Paul Martin, UK head of retail at KPMG, said: “As we head into a difficult time for consumers, the short-term outlook for the retail sector remains challenging.

“With the latest interest rate rise and utility price increases heading our way, shrinking household incomes means we will continue to see a shift in what consumers buy and where they buy from.”

Meanwhile, data from Barclays shows consumer card spending grew 9.7% year on year in January as New Year sales, blockbuster film releases and a surge in holiday bookings led to strong performances across retail, entertainment, and travel.

However, the figure was inflated by last January’s ongoing Covid restrictions, which caused a drop in non-essential spending at the time.

Spending on utilities grew 44.7% – the highest rate of growth since Barclays began tracking this data in April last year.

Supermarkets saw slightly higher growth than in December, although this was primarily due to rising food prices as well as consumers cooking more from scratch instead of ordering fast food, and the travel sector enjoyed a 66.1% spending boost as holidaymakers booked getaways for the year ahead.

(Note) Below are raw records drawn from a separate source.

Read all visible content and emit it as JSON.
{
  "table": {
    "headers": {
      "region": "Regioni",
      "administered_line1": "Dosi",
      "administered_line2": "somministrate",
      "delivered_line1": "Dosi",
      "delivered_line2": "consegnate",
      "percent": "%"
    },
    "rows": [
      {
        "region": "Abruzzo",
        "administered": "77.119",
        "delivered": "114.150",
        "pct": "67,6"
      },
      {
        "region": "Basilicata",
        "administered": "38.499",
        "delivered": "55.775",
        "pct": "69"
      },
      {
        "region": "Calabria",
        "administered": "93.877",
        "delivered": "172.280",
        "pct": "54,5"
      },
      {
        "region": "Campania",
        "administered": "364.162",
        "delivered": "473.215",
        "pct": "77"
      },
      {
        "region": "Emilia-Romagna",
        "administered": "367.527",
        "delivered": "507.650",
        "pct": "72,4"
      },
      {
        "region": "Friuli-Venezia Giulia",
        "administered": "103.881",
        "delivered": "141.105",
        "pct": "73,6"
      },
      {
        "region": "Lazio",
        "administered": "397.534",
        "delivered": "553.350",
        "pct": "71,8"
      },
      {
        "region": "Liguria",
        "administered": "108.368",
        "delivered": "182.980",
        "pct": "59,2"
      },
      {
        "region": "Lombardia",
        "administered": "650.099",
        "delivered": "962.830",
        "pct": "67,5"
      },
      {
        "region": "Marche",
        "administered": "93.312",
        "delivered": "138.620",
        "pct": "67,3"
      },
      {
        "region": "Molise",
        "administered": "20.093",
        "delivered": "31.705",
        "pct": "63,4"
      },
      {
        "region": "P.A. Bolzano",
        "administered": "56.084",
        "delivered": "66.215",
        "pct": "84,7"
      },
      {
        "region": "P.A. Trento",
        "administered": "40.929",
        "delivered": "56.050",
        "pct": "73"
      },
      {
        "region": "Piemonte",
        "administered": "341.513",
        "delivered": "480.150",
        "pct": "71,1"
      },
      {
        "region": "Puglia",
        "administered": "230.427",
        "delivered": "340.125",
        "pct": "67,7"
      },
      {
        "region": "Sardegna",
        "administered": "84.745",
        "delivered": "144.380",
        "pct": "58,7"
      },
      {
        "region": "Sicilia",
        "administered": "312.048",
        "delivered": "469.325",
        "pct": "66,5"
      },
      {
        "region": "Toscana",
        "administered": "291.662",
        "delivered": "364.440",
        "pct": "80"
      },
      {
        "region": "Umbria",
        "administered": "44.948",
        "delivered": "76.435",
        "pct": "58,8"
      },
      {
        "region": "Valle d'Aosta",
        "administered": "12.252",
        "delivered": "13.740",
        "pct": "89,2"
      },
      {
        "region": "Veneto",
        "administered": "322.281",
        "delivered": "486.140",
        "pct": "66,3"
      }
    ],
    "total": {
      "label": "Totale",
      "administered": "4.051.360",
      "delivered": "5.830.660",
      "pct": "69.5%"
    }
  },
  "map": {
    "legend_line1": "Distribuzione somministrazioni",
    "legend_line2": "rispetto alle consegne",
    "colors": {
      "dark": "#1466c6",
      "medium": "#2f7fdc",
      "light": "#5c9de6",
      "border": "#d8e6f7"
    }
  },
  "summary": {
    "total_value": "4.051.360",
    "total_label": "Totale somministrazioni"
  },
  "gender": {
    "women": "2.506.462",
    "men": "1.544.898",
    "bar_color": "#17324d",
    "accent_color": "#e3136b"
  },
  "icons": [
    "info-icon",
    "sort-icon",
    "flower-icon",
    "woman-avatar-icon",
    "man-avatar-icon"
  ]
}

Despite the cost-of-living squeeze, the majority of consumers say they are confident in their household finances and ability to live within their means each month, at 63% and 70% respectively – the highest level since last July.

However, the percentage who say they are concerned about rising household bills is unchanged at 92%.

Esme Harwood, director at Barclays, said: “January saw a number of categories bounce back from last year’s Plan B restrictions thanks to Brits booking holidays, taking trips to the cinema and snapping up bargains in the sales.

“However, while it’s encouraging that confidence in household finances saw a slight boost, it is clear that Brits will still need to find ways to manage their budgets over the coming months amid rising grocery price inflation and mounting utility bills.”